Setelah Indische Mijnwet Stb. 1899 Nomor 214, Belanda menetapkan sejumlah aturan lain terkait pertambangan. Beberapa di antaranya Mijn Ordonnantie 1907 yang mengatur tentang pengawasan keselamatan kerja dan Mijn Ordonnantie 1930 yang mencabut aturan sebelumnya (Mijn Ordonnantie 1907) dan menghapus ketentuan pengawasan kerja.

Pada perubahannya di 1904, Indische Mijnwet menetapkan hanya warga negara Belanda, penduduk Hindia Belanda, atau perusahaan yang didirikan berdasarkan hukum Belanda atau Hindia Belanda yang berhak diberikan konsesi.

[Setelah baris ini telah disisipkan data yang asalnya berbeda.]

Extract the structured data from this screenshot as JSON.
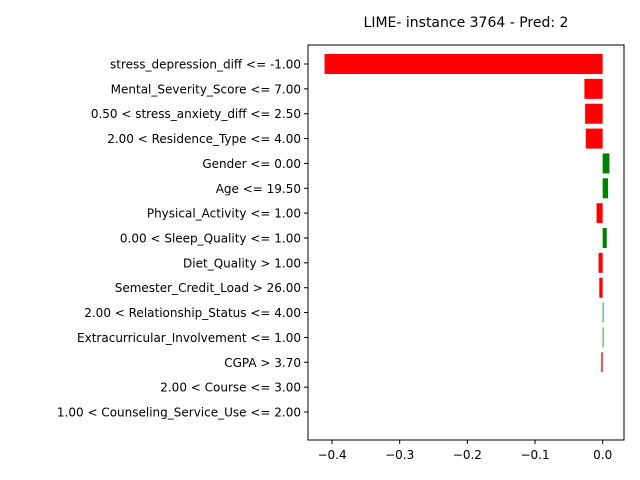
{
  "chart_data": {
    "type": "bar",
    "orientation": "horizontal",
    "title": "LIME- instance 3764 - Pred: 2",
    "xlabel": "",
    "ylabel": "",
    "xlim": [
      -0.4355,
      0.0315
    ],
    "xticks": [
      -0.4,
      -0.3,
      -0.2,
      -0.1,
      0.0
    ],
    "xtick_labels": [
      "−0.4",
      "−0.3",
      "−0.2",
      "−0.1",
      "0.0"
    ],
    "grid": false,
    "legend": "none",
    "positive_color": "#008000",
    "negative_color": "#ff0000",
    "categories": [
      "stress_depression_diff <= -1.00",
      "Mental_Severity_Score <= 7.00",
      "0.50 < stress_anxiety_diff <= 2.50",
      "2.00 < Residence_Type <= 4.00",
      "Gender <= 0.00",
      "Age <= 19.50",
      "Physical_Activity <= 1.00",
      "0.00 < Sleep_Quality <= 1.00",
      "Diet_Quality > 1.00",
      "Semester_Credit_Load > 26.00",
      "2.00 < Relationship_Status <= 4.00",
      "Extracurricular_Involvement <= 1.00",
      "CGPA > 3.70",
      "2.00 < Course <= 3.00",
      "1.00 < Counseling_Service_Use <= 2.00"
    ],
    "values": [
      -0.411,
      -0.027,
      -0.026,
      -0.025,
      0.01,
      0.008,
      -0.009,
      0.006,
      -0.006,
      -0.005,
      0.001,
      0.001,
      -0.002,
      0.0,
      0.0
    ]
  }
}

Pada perubahan di 1918, Indische Mijnwet memungkinkan kepentingan asing non-Belanda untuk mendapatkan hak konsesi, tetapi hanya untuk jangka waktu hingga 40 tahun.

Selama penerapan Indische Mijnwet, pemerintah Hindia Belanda telah mengeluarkan 471 konsesi dan izin. Tercatat 268 di antaranya merupakan konsesi pertambangan untuk mineral/bahan galian yang tercantum dalam Indische Mijnwet.

Kemudian tiga perusahaan pertambangan milik pemerintah Hindia Belanda, dua usaha pertambangan patungan antara pemerintah dan swasta, serta dua usaha pertambangan oleh swasta untuk pemerintah dengan perjanjian khusus. Lalu 14 kontrak eksplorasi dan 34 kontrak eksploitasi, serta 142 izin pertambangan mineral/bahan galian yang tidak tercantum dalam Indische Mijnwet.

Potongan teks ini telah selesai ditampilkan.